SWEDEN: Migrant Gangs Fire-Bomb Multiple Cities As Crimewave Soars

SWEDEN: Migrant Gangs Fire-Bomb Multiple Cities As Crimewave Soars

Sweden has become the epicenter for gang violence following influx of immigrants

Sweden has recorded one of its worst ever nights for violence this year as masked migrant youths orchestrated a firebomb attack across multiple cities, setting cars on fire and sending crime rates soaring.

Sweden has become the epicenter for gang violence as resentment among citizens becomes more apparent amid the influx of 600,000 immigrants over the past five years. 

Donald Trump was famously attacked by liberals for linking immigration to Sweden’s soaring crime rates, but now the US President may be proved right.

The three cities targeted

Frölunda: 6-8 masked youths light fires and throw stones. 32 cars burned, nobody is arrested.

Nordost: Another group of about 8-10 migrants throws stones and fires. 15 cars have burned. Nobody is arrested.

Trollhättan: The largest group of masked attackers throw stones and fires. Six cars have burned while other damaged. Perpetrators have yet to be identified.

According to ZeroHedge: When most fires started within a short period of time, it can not be excluded that there is a connection between the fires, the case will be investigated.

Polish patrons will remain in the affected areas as long as it is considered necessary.

It is no surprise then, as we noted previously, judging by the latest polls, the rise of extreme populist groups in Sweden is accelerating fast.

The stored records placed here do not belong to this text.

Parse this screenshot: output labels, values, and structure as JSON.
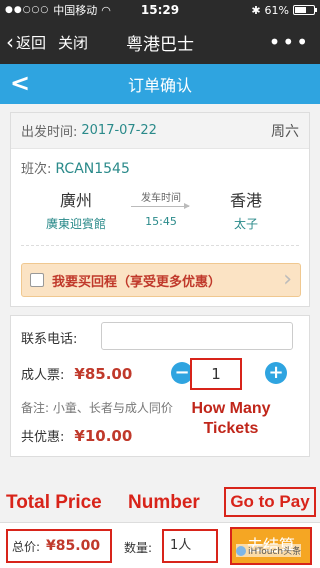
{
  "status_bar": {
    "carrier": "中国移动",
    "time": "15:29",
    "battery": "61%",
    "battery_level": 0.61
  },
  "wechat_nav": {
    "back": "返回",
    "close": "关闭",
    "title": "粤港巴士",
    "more": "•••"
  },
  "header": {
    "title": "订单确认"
  },
  "trip": {
    "date_label": "出发时间:",
    "date": "2017-07-22",
    "weekday": "周六",
    "route_label": "班次:",
    "route_no": "RCAN1545",
    "from_city": "廣州",
    "from_stop": "廣東迎賓館",
    "to_city": "香港",
    "to_stop": "太子",
    "depart_label": "发车时间",
    "depart_time": "15:45",
    "return_text": "我要买回程（享受更多优惠）"
  },
  "form": {
    "phone_label": "联系电话:",
    "phone_value": "",
    "adult_label": "成人票:",
    "adult_price": "¥85.00",
    "quantity": "1",
    "minus": "−",
    "plus": "+",
    "note": "备注: 小童、长者与成人同价",
    "discount_label": "共优惠:",
    "discount": "¥10.00"
  },
  "annotations": {
    "tickets": "How Many Tickets",
    "total_price": "Total Price",
    "number": "Number",
    "go_to_pay": "Go to Pay"
  },
  "bottom": {
    "total_label": "总价:",
    "total": "¥85.00",
    "qty_label": "数量:",
    "qty": "1人",
    "pay_button": "去结算"
  },
  "watermark": "iHTouch头条"
}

As Reuters reports, dozens of people have been killed in the past two years in attacks in the capital Stockholm and other big cities by gangs that are mostly from run-down suburbs dominated by immigrants.

With public calls growing for tougher policies on crime and immigration, support has risen for the ironically named, Sweden Democrats, a party with neo-Nazi roots that wants to freeze immigration and to hold a referendum on Sweden’s membership of the European Union.

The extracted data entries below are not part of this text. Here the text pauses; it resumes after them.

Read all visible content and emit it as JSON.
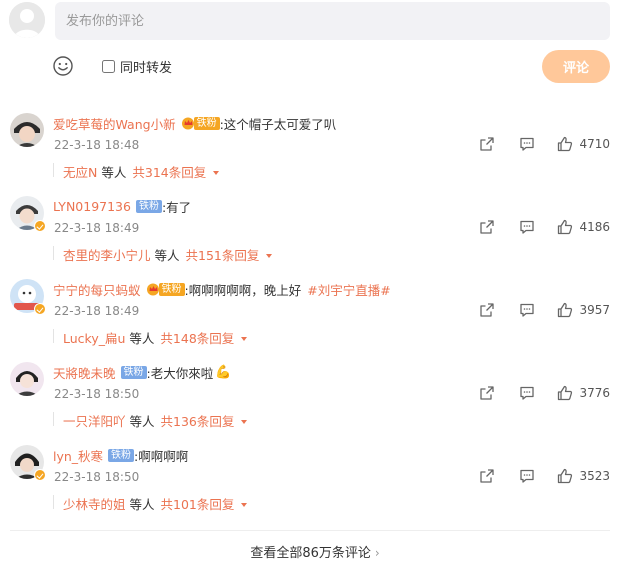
{
  "composer": {
    "placeholder": "发布你的评论",
    "repost_label": "同时转发",
    "submit_label": "评论"
  },
  "comments": [
    {
      "username": "爱吃草莓的Wang小新",
      "badge": "铁粉",
      "badge_style": "gold-crown",
      "text": ":这个帽子太可爱了叭",
      "topic": "",
      "time": "22-3-18 18:48",
      "likes": "4710",
      "reply_user": "无应N",
      "reply_mid": "等人",
      "reply_count": "共314条回复"
    },
    {
      "username": "LYN0197136",
      "badge": "铁粉",
      "badge_style": "blue",
      "text": ":有了",
      "topic": "",
      "time": "22-3-18 18:49",
      "likes": "4186",
      "reply_user": "杏里的李小宁儿",
      "reply_mid": "等人",
      "reply_count": "共151条回复"
    },
    {
      "username": "宁宁的每只蚂蚁",
      "badge": "铁粉",
      "badge_style": "gold-crown",
      "text": ":啊啊啊啊啊，晚上好",
      "topic": "#刘宇宁直播#",
      "time": "22-3-18 18:49",
      "likes": "3957",
      "reply_user": "Lucky_扁u",
      "reply_mid": "等人",
      "reply_count": "共148条回复"
    },
    {
      "username": "天將晚未晚",
      "badge": "铁粉",
      "badge_style": "blue",
      "text": ":老大你來啦",
      "topic": "",
      "time": "22-3-18 18:50",
      "likes": "3776",
      "reply_user": "一只洋阳吖",
      "reply_mid": "等人",
      "reply_count": "共136条回复"
    },
    {
      "username": "lyn_秋寒",
      "badge": "铁粉",
      "badge_style": "blue",
      "text": ":啊啊啊啊",
      "topic": "",
      "time": "22-3-18 18:50",
      "likes": "3523",
      "reply_user": "少林寺的姐",
      "reply_mid": "等人",
      "reply_count": "共101条回复"
    }
  ],
  "footer": {
    "view_all": "查看全部86万条评论"
  },
  "colors": {
    "accent": "#eb7350",
    "submit_disabled": "#ffc89a",
    "badge_gold": "#f5a623",
    "badge_blue": "#7aa7e6"
  }
}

Their worried mainstream rivals have started moving to the right on crime and immigration to try to counter the Sweden Democrats’ threat in the Sept. 9 election.

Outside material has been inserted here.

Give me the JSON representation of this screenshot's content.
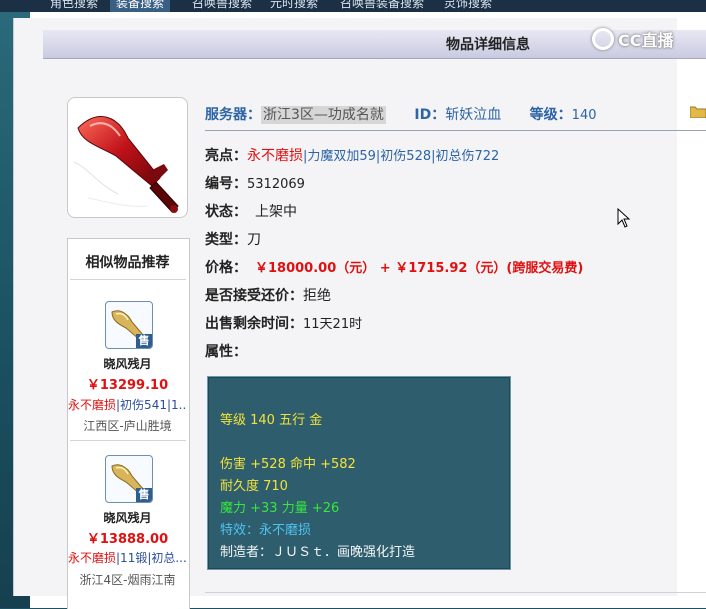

But so far, they are playing into the hands of the far-right.

“Right now they (mainstream parties) are competing over who can set out the most restrictive policies,” said Deputy Prime Minister Isabella Lovin, whose Green Party is part of a minority government led by the Social Democratic Party.

“It clearly benefits the Sweden Democrats.”

Opinion polls put the Sweden Democrats on about 20 percent support, up from the 13 percent of votes they secured in the 2014 election and the 5.7 percent which saw them enter parliament for the first time in 2010.

The Sweden Democrats’ rise on the back of anti-immigration sentiment mirrors gains for right-wing, populist and anti-establishment parties in other European countries such as Italy, France, Germany, Poland, Hungary, Slovenia and Austria.

The Sweden Democrats still trail the Social Democratic Party but have overtaken the main opposition Moderates in many polls. All mainstream parties have ruled out working with them.

But they could emerge from the election as kingmakers, and a strong election showing could force the next government to take their views into consideration when shaping policy.

Their policies include a total freeze on asylum seekers and accepting refugees only from Sweden’s neighbors in the future.

They also want tougher penalties for crime and more powers for police, and say tax cuts and higher spending on welfare could be funded by cutting the immigration budget.

Jimmie Akesson, the leader of the Sweden Democratic party, has described the situation as “pretty fantastic”.

“We are dominating the debate even though no one will talk to us,” he told party members.

The Sweden Democrats have succeeded in linking the two in the minds of many voters, even though official statistics show no correlation between overall levels of crime and immigration.

However, while the government denies it has lost control but Prime Minister Stefan Lofven has not ruled out sending the military into problem areas.

“Sweden is going down a more right-wing path,” said Nick Aylott, a political scientist at Sodertorn University said.

“It is almost impossible to avoid according to some sort of influence to a party with around 20 percent of the vote.”